September 20th, 2010
7:42 am

Nothing like this has ever happened to me, but I’m really considering to end my public network accts.


September 20th, 2010
8:20 am

This same thing JUST happened to a friend of mine on facebook. I removed my email address from that site immediately. It DOES happen, and a LOT. It’s mostly Nigerians, and they are now working to arrest these people.

Palin fan

September 20th, 2010
9:32 am

Renounce your citizenship and chuck that pesky social security number in the trash.

Denise Richardson

September 20th, 2010
9:50 am

Always make sure your computer is safe.
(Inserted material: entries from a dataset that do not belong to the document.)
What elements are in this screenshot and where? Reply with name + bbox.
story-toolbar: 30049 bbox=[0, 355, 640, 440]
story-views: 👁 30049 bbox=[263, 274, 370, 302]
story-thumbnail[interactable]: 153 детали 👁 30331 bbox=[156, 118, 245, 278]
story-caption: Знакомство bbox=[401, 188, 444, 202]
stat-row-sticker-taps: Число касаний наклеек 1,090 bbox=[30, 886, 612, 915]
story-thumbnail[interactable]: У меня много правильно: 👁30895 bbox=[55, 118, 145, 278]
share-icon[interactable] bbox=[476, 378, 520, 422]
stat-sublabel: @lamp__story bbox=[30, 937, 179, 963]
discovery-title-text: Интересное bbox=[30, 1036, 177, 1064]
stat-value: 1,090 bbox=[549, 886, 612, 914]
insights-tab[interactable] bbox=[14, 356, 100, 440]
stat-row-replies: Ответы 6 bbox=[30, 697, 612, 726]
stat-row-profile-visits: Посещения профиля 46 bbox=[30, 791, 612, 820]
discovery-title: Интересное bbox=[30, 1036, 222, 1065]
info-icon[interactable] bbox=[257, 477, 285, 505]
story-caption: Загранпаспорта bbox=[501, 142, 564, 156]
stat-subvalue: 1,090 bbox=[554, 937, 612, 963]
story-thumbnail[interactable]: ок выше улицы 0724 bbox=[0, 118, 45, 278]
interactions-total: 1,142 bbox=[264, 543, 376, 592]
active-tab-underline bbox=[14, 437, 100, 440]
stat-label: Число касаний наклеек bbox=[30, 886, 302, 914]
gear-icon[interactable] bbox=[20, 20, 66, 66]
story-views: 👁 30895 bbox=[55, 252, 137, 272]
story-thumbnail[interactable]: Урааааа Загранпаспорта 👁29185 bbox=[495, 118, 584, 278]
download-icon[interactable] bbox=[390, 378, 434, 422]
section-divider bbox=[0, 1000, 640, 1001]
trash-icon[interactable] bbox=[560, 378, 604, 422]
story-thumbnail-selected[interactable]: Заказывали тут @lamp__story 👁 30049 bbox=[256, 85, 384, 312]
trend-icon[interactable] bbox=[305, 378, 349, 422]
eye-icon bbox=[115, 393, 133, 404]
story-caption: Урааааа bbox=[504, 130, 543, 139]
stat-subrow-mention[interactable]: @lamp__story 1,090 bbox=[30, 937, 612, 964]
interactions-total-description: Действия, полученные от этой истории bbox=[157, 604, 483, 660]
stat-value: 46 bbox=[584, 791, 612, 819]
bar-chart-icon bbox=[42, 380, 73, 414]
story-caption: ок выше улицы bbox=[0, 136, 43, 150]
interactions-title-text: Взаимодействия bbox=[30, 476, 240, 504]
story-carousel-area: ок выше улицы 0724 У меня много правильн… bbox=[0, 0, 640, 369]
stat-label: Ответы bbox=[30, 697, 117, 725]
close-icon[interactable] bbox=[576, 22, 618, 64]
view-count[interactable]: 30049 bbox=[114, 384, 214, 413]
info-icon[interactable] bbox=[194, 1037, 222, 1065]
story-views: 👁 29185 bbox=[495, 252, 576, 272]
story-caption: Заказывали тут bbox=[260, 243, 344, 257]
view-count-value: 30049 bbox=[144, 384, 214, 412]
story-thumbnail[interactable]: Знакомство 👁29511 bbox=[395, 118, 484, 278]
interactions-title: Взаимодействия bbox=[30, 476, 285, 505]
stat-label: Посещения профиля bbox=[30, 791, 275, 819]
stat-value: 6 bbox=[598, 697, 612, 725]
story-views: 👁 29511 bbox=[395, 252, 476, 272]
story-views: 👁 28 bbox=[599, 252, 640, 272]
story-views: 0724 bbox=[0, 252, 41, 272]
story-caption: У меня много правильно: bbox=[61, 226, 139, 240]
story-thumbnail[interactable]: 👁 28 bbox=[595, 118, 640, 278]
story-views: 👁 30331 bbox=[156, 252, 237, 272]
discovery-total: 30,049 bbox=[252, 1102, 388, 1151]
Keep your virus protection software up-to-date and avoid using unsecured wireless networks. Be sure that you (or your children) don’t have unsecure peer-to-peer software on your computer -leaving easy access points for hackers to bypass your security and copy what they want from your computer, including photos, email, tax returns and important documents. Criminals today make use today’s technology and we must too when trying to avoid becoming a victim. Some of today’s available services make use of advanced technology to will scan public records, underground chat rooms and other databases that will detect and alert you to potentially fraudulent use of your data -before the real harm occurs. With more and more criminals making use of this advanced technology, we must tap into them too. As an advocate, and victim myself, I continue to encourage consumers to take id theft seriously, stay alert to these latest advances in the “business” of identity theft -and the business of identity theft protection services. As always, be fully informed when making a choices on how best to protect your identity. Compare today’s services and then determine what service offers the best protection, value and peace of mind.


September 20th, 2010
9:54 am

Yeah, make it a capital offense. Why can’t these folks do something constructive with their genius?

Shawn Mosch

September 20th, 2010
2:47 pm

My advise to people for protection from cyber crimes is to Google everything. Doing a simple Google search on the name, phone number or other information that you have on a person could really be an eye opener.

Also, don’t trust cashier’s checks. So many of the scams out there today use counterfeit cashier’s checks in them, and the banks cannot even tell that they are counterfeit. Even if the bank tells you the check is clear, good or verified, it could come back a week later as counterfeit and you will be liable, not the bank.